The hard part is staying patient, staying hungry. A hundred's not enough to win this match; a hundred's never enough for the big players. He feels the air go out of Pakistan again. They're waiting for the second new ball. Yasir gets a warning for running on the pitch. He's bowled 30 overs for 110, no wickets and only five maidens. Gary Ballance falls just before the close, but by stumps Root has scored 141, batted for six hours and a minute, faced 246 deliveries and, he thinks, played and missed just twice.
"I found it very draining. They spent a lot of time with men back, so we got a lot of singles. It was slow. You have to grit your teeth and be more stubborn than they are, but it was quite exhausting. There was a real element of satisfaction, though. When you wake up in the morning, there's nothing better than that enjoyable sort of tiredness and stiffness."
A new day, and Chris Woakes starts batting like a god, smashing it everywhere, so Root gives him the strike, props on his bat and enjoys the show. By the time he's eased his way to 150, Woakes has raced from two to 33. Then Yasir bowls Root a big, drifting leg-break from wide on the crease, and draws a stunted little poke that takes the edge and brushes Younis Khan's fingertips at slip.
"That was the first real error I'd made - the first one off Yasir I thought I got wrong. It was a nice way of getting grounded again. I told myself to make it count, drive the point home, bring the declaration into it. Up to lunch, I may have got 20 or 30. After that, Stokes came in, and it's inevitable that something's going to happen one way or the other."
Yasir goes round the wicket and bowls a defensive line, trying to bore Root into a mistake. He and Stokes drag the field around with singles, getting into Misbah's head. Eventually, Misbah has to stop them playing drop-and-run; he takes a man out of backward point to plug square leg. The gap appears. Root is on 197.
"The safest shot for me, bizarrely, was the reverse sweep. It just happened. I remember one of the analysts had said that, from my last ten or so reverse sweeps, I'd scored 25 runs and been out six times…"

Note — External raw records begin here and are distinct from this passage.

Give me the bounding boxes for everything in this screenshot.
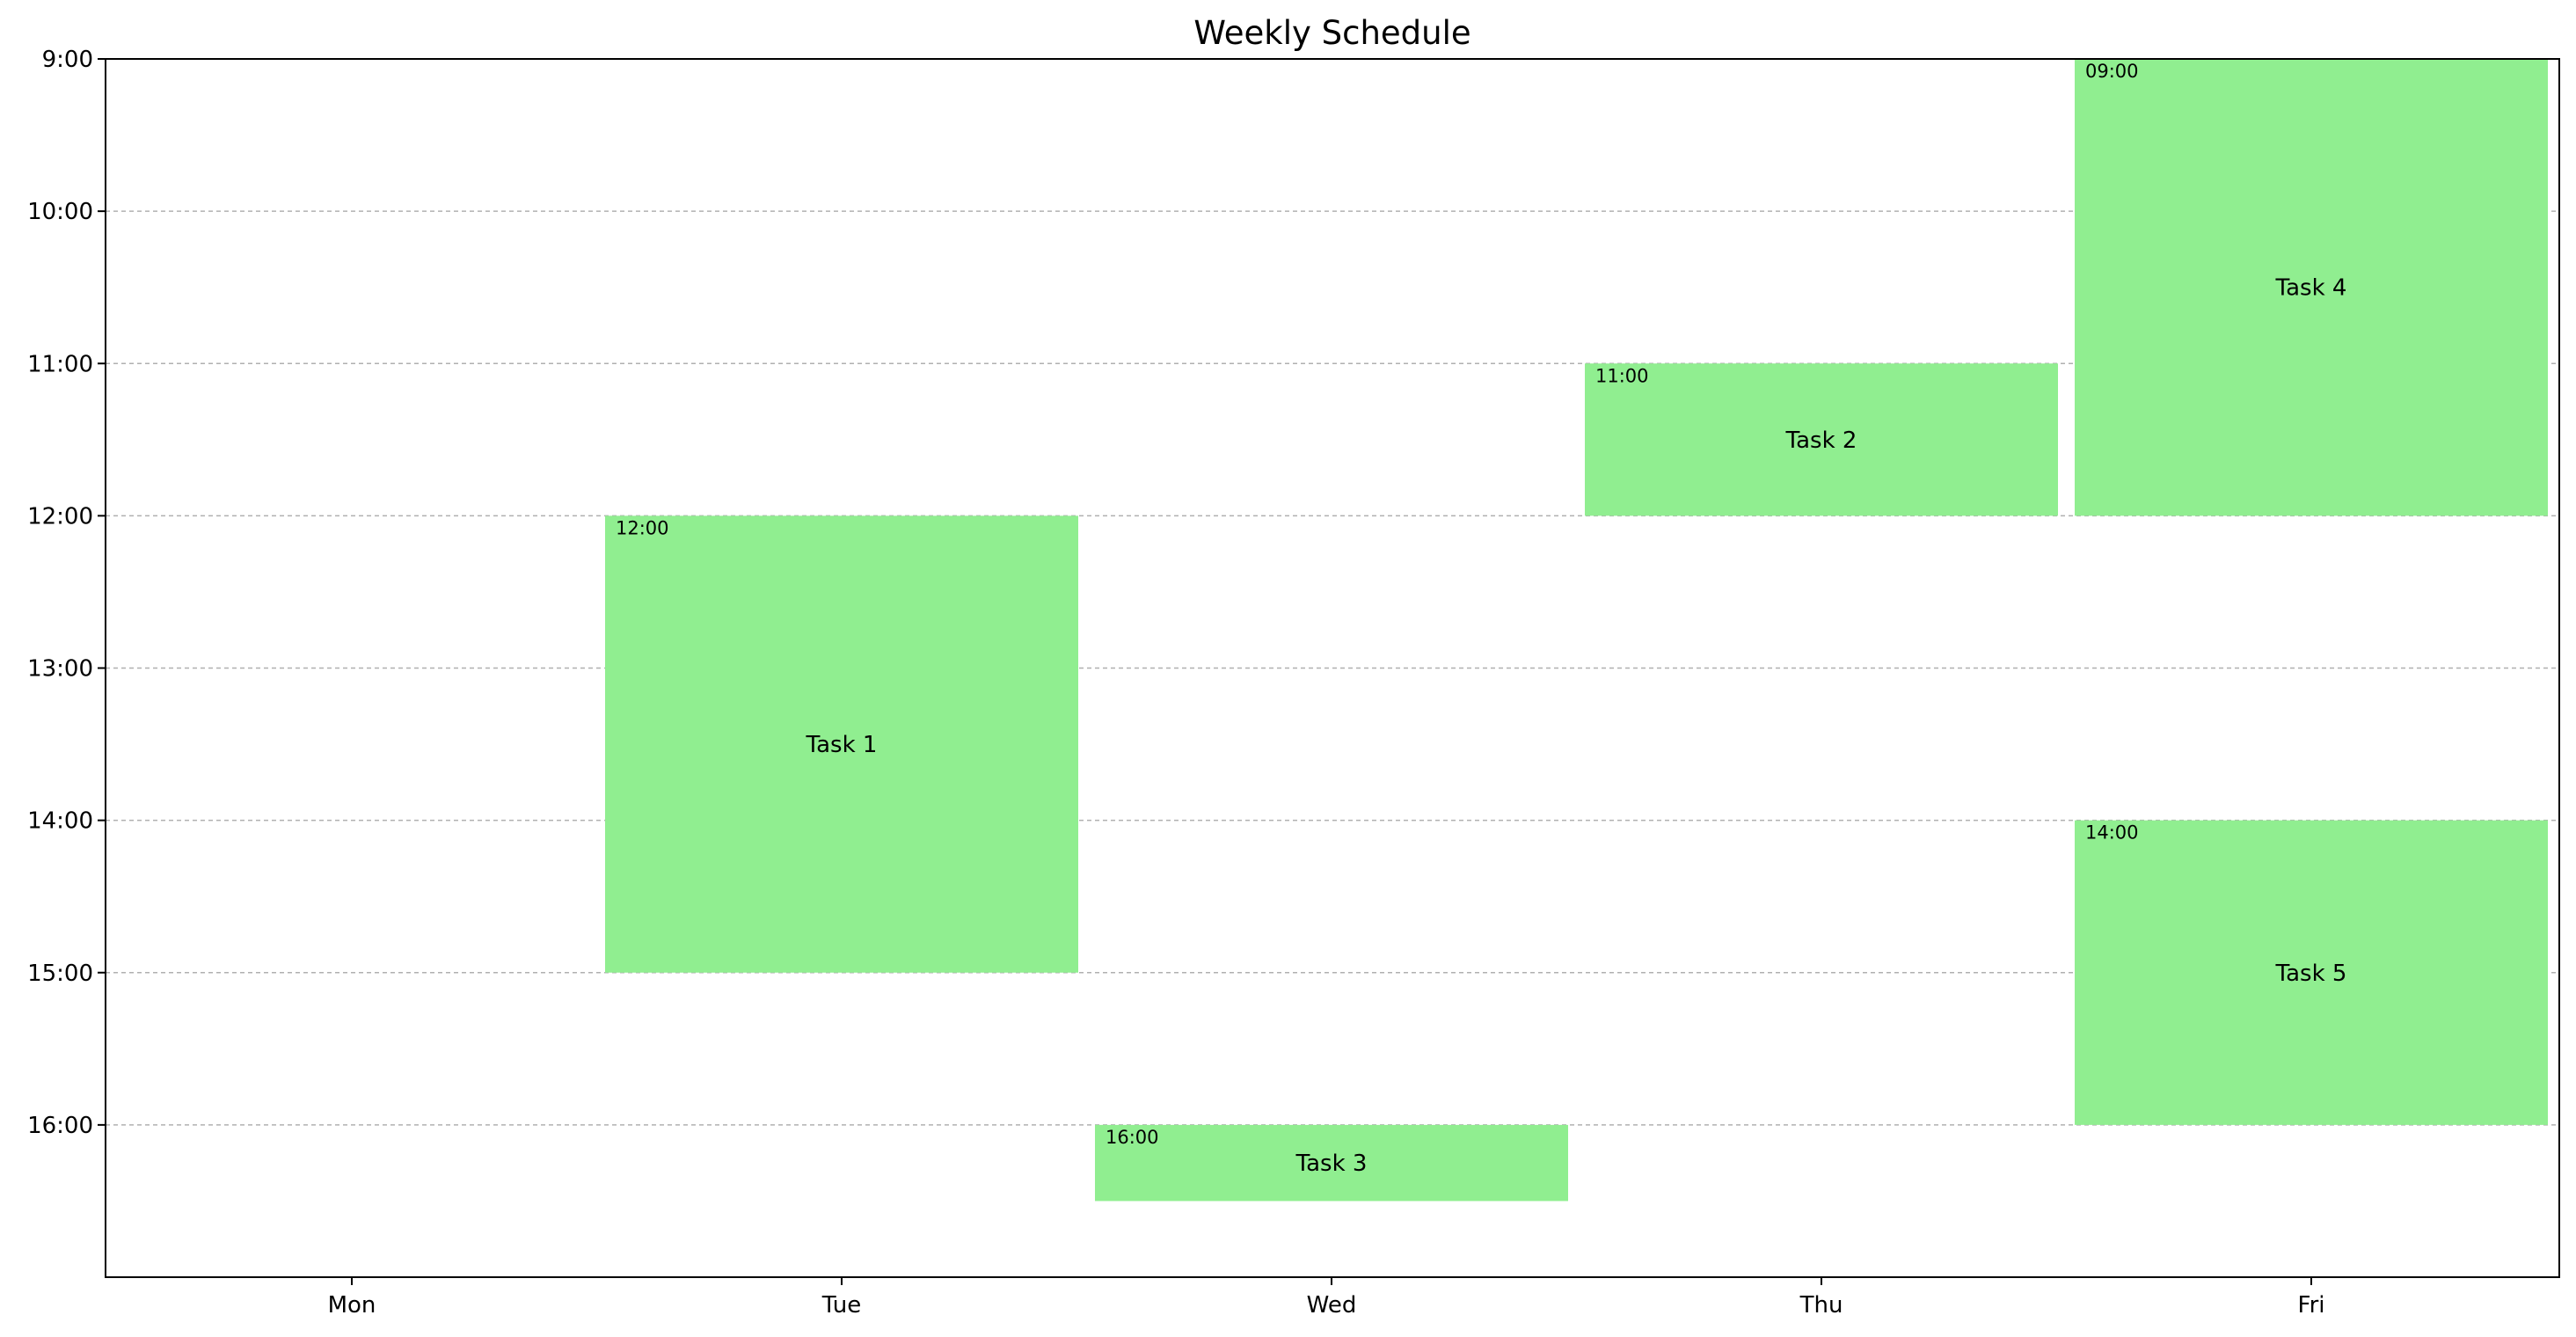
y-tick-label: 14:00 <box>27 808 93 835</box>
task-name-label: Task 5 <box>2275 961 2347 987</box>
x-tick-label: Mon <box>328 1292 376 1319</box>
task-name-label: Task 3 <box>1295 1151 1368 1177</box>
y-tick-label: 15:00 <box>27 961 93 987</box>
task-start-time-label: 16:00 <box>1106 1127 1159 1148</box>
y-tick-label: 9:00 <box>42 47 93 73</box>
task-bar <box>605 515 1078 973</box>
chart-title: Weekly Schedule <box>1193 14 1470 52</box>
task-start-time-label: 09:00 <box>2085 61 2139 82</box>
task-name-label: Task 4 <box>2275 275 2347 302</box>
x-tick-label: Fri <box>2298 1292 2325 1319</box>
y-tick-label: 11:00 <box>27 351 93 377</box>
task-start-time-label: 14:00 <box>2085 822 2139 844</box>
task-bar <box>2075 820 2548 1125</box>
y-axis-ticks: 9:00 10:00 11:00 12:00 13:00 14:00 15:00 16:00 <box>27 47 106 1139</box>
x-tick-label: Wed <box>1307 1292 1357 1319</box>
task-bar <box>1585 363 2058 516</box>
task-name-label: Task 2 <box>1785 427 1857 454</box>
task-name-label: Task 1 <box>806 732 878 758</box>
task-bar <box>2075 59 2548 516</box>
task-bars: 12:00 Task 1 11:00 Task 2 16:00 Task 3 09:00 Ta… <box>605 59 2548 1202</box>
y-tick-label: 12:00 <box>27 503 93 530</box>
task-start-time-label: 12:00 <box>616 517 669 538</box>
y-tick-label: 16:00 <box>27 1113 93 1139</box>
y-tick-label: 13:00 <box>27 656 93 683</box>
task-start-time-label: 11:00 <box>1595 365 1649 386</box>
task-bar <box>1095 1124 1568 1202</box>
x-axis-ticks: Mon Tue Wed Thu Fri <box>328 1277 2325 1319</box>
y-tick-label: 10:00 <box>27 199 93 225</box>
x-tick-label: Thu <box>1799 1292 1843 1319</box>
x-tick-label: Tue <box>821 1292 861 1319</box>
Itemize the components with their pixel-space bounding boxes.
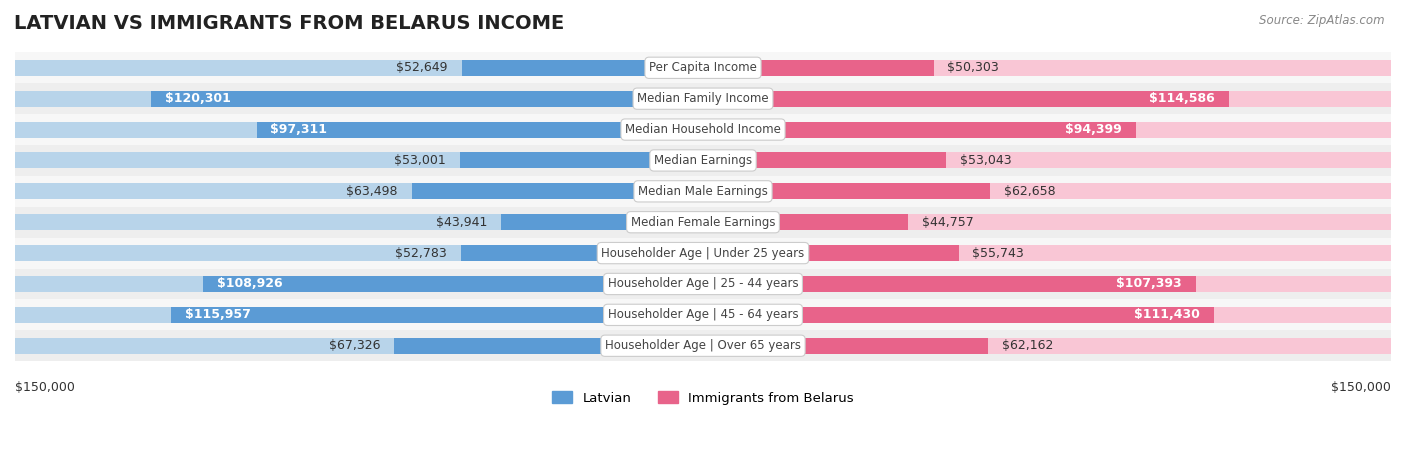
- Bar: [15, 52, 1391, 83]
- Bar: [257, 121, 703, 138]
- Text: $150,000: $150,000: [15, 381, 75, 394]
- Bar: [703, 245, 1391, 261]
- Bar: [703, 121, 1391, 138]
- Text: $107,393: $107,393: [1116, 277, 1182, 290]
- Text: $120,301: $120,301: [165, 92, 231, 105]
- Bar: [172, 307, 703, 323]
- Bar: [703, 152, 946, 169]
- Text: Per Capita Income: Per Capita Income: [650, 61, 756, 74]
- Bar: [703, 338, 988, 354]
- Bar: [461, 60, 703, 76]
- Text: Householder Age | Over 65 years: Householder Age | Over 65 years: [605, 339, 801, 352]
- Text: $55,743: $55,743: [973, 247, 1024, 260]
- Bar: [15, 121, 703, 138]
- Bar: [15, 60, 703, 76]
- Bar: [15, 330, 1391, 361]
- Bar: [15, 338, 703, 354]
- Bar: [15, 238, 1391, 269]
- Text: $115,957: $115,957: [186, 308, 250, 321]
- Bar: [15, 207, 1391, 238]
- Text: $62,162: $62,162: [1002, 339, 1053, 352]
- Bar: [394, 338, 703, 354]
- Bar: [15, 245, 703, 261]
- Text: Median Family Income: Median Family Income: [637, 92, 769, 105]
- Bar: [703, 276, 1195, 292]
- Legend: Latvian, Immigrants from Belarus: Latvian, Immigrants from Belarus: [547, 386, 859, 410]
- Bar: [703, 91, 1229, 107]
- Bar: [15, 276, 703, 292]
- Bar: [703, 184, 1391, 199]
- Bar: [460, 152, 703, 169]
- Text: $67,326: $67,326: [329, 339, 381, 352]
- Bar: [703, 214, 908, 230]
- Bar: [703, 121, 1136, 138]
- Text: $53,043: $53,043: [960, 154, 1012, 167]
- Bar: [15, 184, 703, 199]
- Bar: [703, 60, 1391, 76]
- Text: $114,586: $114,586: [1149, 92, 1215, 105]
- Text: $62,658: $62,658: [1004, 185, 1056, 198]
- Bar: [703, 60, 934, 76]
- Text: Median Earnings: Median Earnings: [654, 154, 752, 167]
- Text: Source: ZipAtlas.com: Source: ZipAtlas.com: [1260, 14, 1385, 27]
- Bar: [15, 114, 1391, 145]
- Text: Median Household Income: Median Household Income: [626, 123, 780, 136]
- Bar: [204, 276, 703, 292]
- Bar: [15, 214, 703, 230]
- Text: $94,399: $94,399: [1066, 123, 1122, 136]
- Bar: [703, 276, 1391, 292]
- Bar: [152, 91, 703, 107]
- Text: Median Male Earnings: Median Male Earnings: [638, 185, 768, 198]
- Bar: [15, 83, 1391, 114]
- Bar: [703, 91, 1391, 107]
- Bar: [703, 152, 1391, 169]
- Bar: [412, 184, 703, 199]
- Text: $52,783: $52,783: [395, 247, 447, 260]
- Text: LATVIAN VS IMMIGRANTS FROM BELARUS INCOME: LATVIAN VS IMMIGRANTS FROM BELARUS INCOM…: [14, 14, 564, 33]
- Text: Householder Age | 45 - 64 years: Householder Age | 45 - 64 years: [607, 308, 799, 321]
- Text: $52,649: $52,649: [396, 61, 447, 74]
- Bar: [15, 145, 1391, 176]
- Bar: [502, 214, 703, 230]
- Text: $97,311: $97,311: [270, 123, 328, 136]
- Text: $53,001: $53,001: [395, 154, 446, 167]
- Bar: [703, 338, 1391, 354]
- Text: $150,000: $150,000: [1331, 381, 1391, 394]
- Bar: [703, 307, 1215, 323]
- Text: Householder Age | Under 25 years: Householder Age | Under 25 years: [602, 247, 804, 260]
- Text: $63,498: $63,498: [346, 185, 398, 198]
- Bar: [15, 269, 1391, 299]
- Text: $44,757: $44,757: [922, 216, 974, 229]
- Text: Householder Age | 25 - 44 years: Householder Age | 25 - 44 years: [607, 277, 799, 290]
- Bar: [15, 307, 703, 323]
- Text: $43,941: $43,941: [436, 216, 488, 229]
- Bar: [15, 299, 1391, 330]
- Bar: [703, 245, 959, 261]
- Text: $108,926: $108,926: [217, 277, 283, 290]
- Bar: [15, 152, 703, 169]
- Bar: [461, 245, 703, 261]
- Text: $50,303: $50,303: [948, 61, 1000, 74]
- Text: $111,430: $111,430: [1135, 308, 1201, 321]
- Bar: [703, 214, 1391, 230]
- Bar: [15, 91, 703, 107]
- Bar: [703, 307, 1391, 323]
- Text: Median Female Earnings: Median Female Earnings: [631, 216, 775, 229]
- Bar: [703, 184, 990, 199]
- Bar: [15, 176, 1391, 207]
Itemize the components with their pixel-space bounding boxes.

Yasir floats another towards his pads, and instinct takes over: the bat handle flips in his hands, he drops his knee and swings like a lefty. For the briefest of seconds Root - and only Root - knows how perfectly he's hit it, the contact an instant longer on the bat face, the ball fizzing through Misbah's gap to the rope. Then the world knows it too. He hears one thing: "Roooooot!"
"I felt I'd had a really solid plan for everything they threw at me - I had a couple of boundary options and a solid defence. Stokes got out right after, and then me and Jonny Bairstow scored rapidly. I wanted to get through to the declaration, really do my job."
England have a mountain of runs. His previous Test best - 200 not out against Sri Lanka at Lord's in 2014 - is a speck in the rear-view mirror. Wahab begins the 151st over of an innings that, for Pakistan, has become a nightmare. Bairstow takes a single. The next ball is in the slot, but Root gets under it like a Sunday hacker, and watches Mohammad Hafeez gallop in and hold on. It's over at last. He bangs his bat into the ground.
"I'd started to think that 300 wasn't miles away. We were scoring quickly and we were only halfway through the second day. The ball was there. I just mis-hit the shot. After, it was a blur really. All of the lads were saying well played, but you're still in the middle of a Test match. I don't think it even hits you once the game's won - maybe it's a long time later, when you're driving along and you think, yeah, you know, that was a special day."

Jon Hotten is the author of The Meaning of Cricket.